Regional cooking is modular:
> A fat - olive oil, sesame oil, butter, etc.
> Starter stuff - an onion, celery, carrots that go in first
> The protein
> The veggie
> The carb - rice, noodles, thai noodles, tortillas (or over a salad, or a frittata…)
> The spices/sauces that define the recipe
If you mix and match that stuff, you can create pretty much anything in about 30 minutes for a Wednesday night dinner when 1 kid has a study group and the other has soccer practice, and your wife just grabbed a train home, but you want to sit down in that 20-minute window you are all together
That is another good one. Don’t be afraid of high heat. In many cases, high heat is essential, as it creates that browning reaction (Maillard and caramelization previously mentioned.) My stove generally is set to two settings: full blast, and lowest flame. (This is a bit of an exaggeration, of course, but the vast majority of time, you’ll see me using a 9/10 or 10/10 flame and a 1/10 or 2/10 flame.)
I do like long, slow cooked green beans (we’re talking like 2-3 hours, turn-into-delicious-mush type green beans–their flavor also transforms over time in a different way to high heat), but I’ve recently starting to love blistered/charred green beans, as it gets rid of some of that “green” flavor I’m not particularly fond of in steamed green beans, and there’s an extra layer of flavor with the charring.
I don’t know if this is an a-ha moment, but I figured out a couple years ago that the tuna-macaroni salad that is a family staple handed down from my maternal grandmother is LOADS better if you over-salt the water you boil the macaroni in. I always throw a handful of salt into pasta water, but for whatever reason, this time I put in a lot more than normal. It made the pasta salad a ton better.
Another not-quite-aha moment, but important nevertheless: bland food can be saved with salt and/or acid. Most folks know about salt; but a squirt of lemon juice or vinegar can be just as important.
When preparing ribs for cooking, let them come to room temperature before attempting to remove the backing membrane. Comes off much easier (just like in the videos).
Using sugar as a spice was one for me - just a pinch or two will boost the taste of so many things. Chalk that up to medieval cooking and poudre douce.

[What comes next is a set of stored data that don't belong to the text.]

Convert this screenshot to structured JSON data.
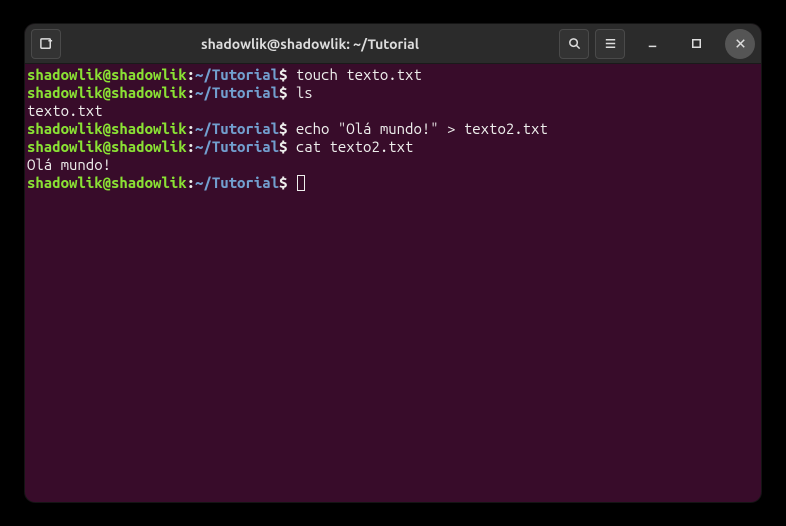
{
  "window": {
    "title": "shadowlik@shadowlik: ~/Tutorial"
  },
  "prompt": {
    "user_host": "shadowlik@shadowlik",
    "separator": ":",
    "path": "~/Tutorial",
    "dollar": "$"
  },
  "session": {
    "lines": [
      {
        "type": "cmd",
        "command": " touch texto.txt"
      },
      {
        "type": "cmd",
        "command": " ls"
      },
      {
        "type": "out",
        "text": "texto.txt"
      },
      {
        "type": "cmd",
        "command": " echo \"Olá mundo!\" > texto2.txt"
      },
      {
        "type": "cmd",
        "command": " cat texto2.txt"
      },
      {
        "type": "out",
        "text": "Olá mundo!"
      },
      {
        "type": "cmd",
        "command": " ",
        "cursor": true
      }
    ]
  },
  "colors": {
    "bg": "#380c2a",
    "titlebar": "#2b2b2b",
    "user": "#8ae234",
    "path": "#729fcf",
    "fg": "#eeeeec"
  }
}
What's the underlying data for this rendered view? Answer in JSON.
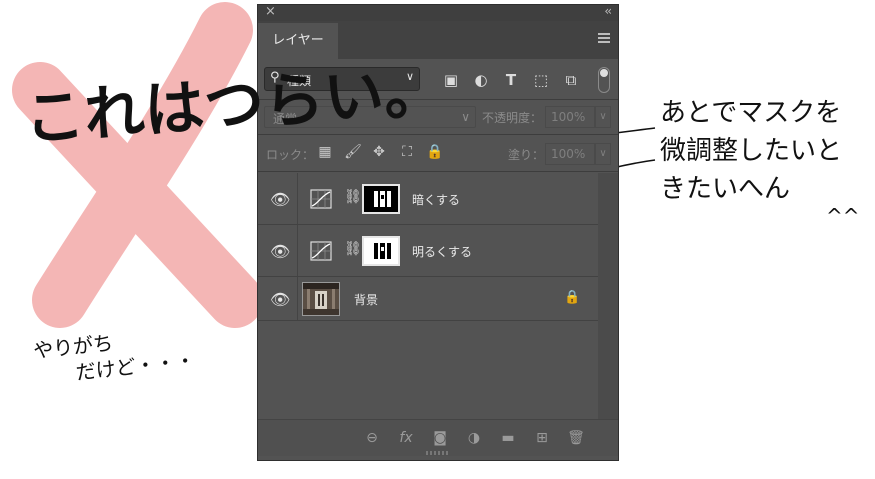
{
  "annotations": {
    "big_text": "これはつらい。",
    "small_text_line1": "やりがち",
    "small_text_line2": "だけど・・・",
    "right_text": "あとでマスクを微調整したいときたいへん",
    "face": "^^",
    "colors": {
      "cross": "#f4b6b5",
      "ink": "#111111"
    }
  },
  "panel": {
    "close_icon": "×",
    "collapse_icon": "‹‹",
    "tab_label": "レイヤー",
    "filter": {
      "icon": "search-icon",
      "label": "種類",
      "arrow": "∨"
    },
    "filter_icons": [
      "image-icon",
      "adjustment-icon",
      "type-icon",
      "shape-icon",
      "smart-object-icon"
    ],
    "blend_mode": "通常",
    "opacity_label": "不透明度：",
    "opacity_value": "100%",
    "lock_label": "ロック：",
    "fill_label": "塗り：",
    "fill_value": "100%",
    "layers": [
      {
        "name": "暗くする",
        "type": "adjustment",
        "mask": "black"
      },
      {
        "name": "明るくする",
        "type": "adjustment",
        "mask": "white"
      },
      {
        "name": "背景",
        "type": "image",
        "locked": true
      }
    ],
    "bottom_icons": [
      "link-icon",
      "fx-icon",
      "mask-icon",
      "adjustment-icon",
      "folder-icon",
      "new-layer-icon",
      "trash-icon"
    ],
    "fx_label": "fx",
    "colors": {
      "panel": "#535353",
      "dark": "#424242",
      "text": "#eaeaea",
      "muted": "#8b8b8b"
    }
  }
}
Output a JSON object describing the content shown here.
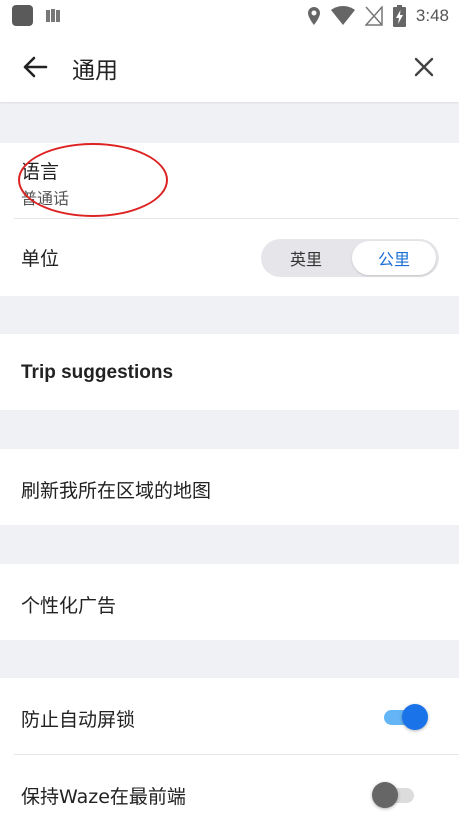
{
  "status_bar": {
    "time": "3:48",
    "icons": [
      "app-square-icon",
      "notification-icon",
      "location-icon",
      "wifi-icon",
      "no-sim-icon",
      "battery-charging-icon"
    ]
  },
  "app_bar": {
    "title": "通用",
    "back_icon": "back-arrow-icon",
    "close_icon": "close-icon"
  },
  "settings": {
    "language": {
      "label": "语言",
      "value": "普通话"
    },
    "units": {
      "label": "单位",
      "options": [
        "英里",
        "公里"
      ],
      "selected": "公里"
    },
    "trip_suggestions": {
      "label": "Trip suggestions"
    },
    "refresh_map": {
      "label": "刷新我所在区域的地图"
    },
    "personalized_ads": {
      "label": "个性化广告"
    },
    "prevent_autolock": {
      "label": "防止自动屏锁",
      "enabled": true
    },
    "keep_waze_on_top": {
      "label": "保持Waze在最前端",
      "enabled": false
    }
  },
  "colors": {
    "accent": "#1a73e8",
    "annotation": "#dd2222",
    "background": "#f0f1f5"
  }
}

Seasonal eating was another big thing. Everything fresh and local
Varying the source of key taste components was a revelation - usually make this with lemon juice for acidity? Try verjuice, or cider vinegar, or yuzu. Usually using a hit of soy for umami? Try garum, or worchestershire, or Marmite. Using cane sugar for sweetness? Use honey, or jaggery, or maple syrup. It’ll be different, and maybe better (maybe not, but that’s the fun!)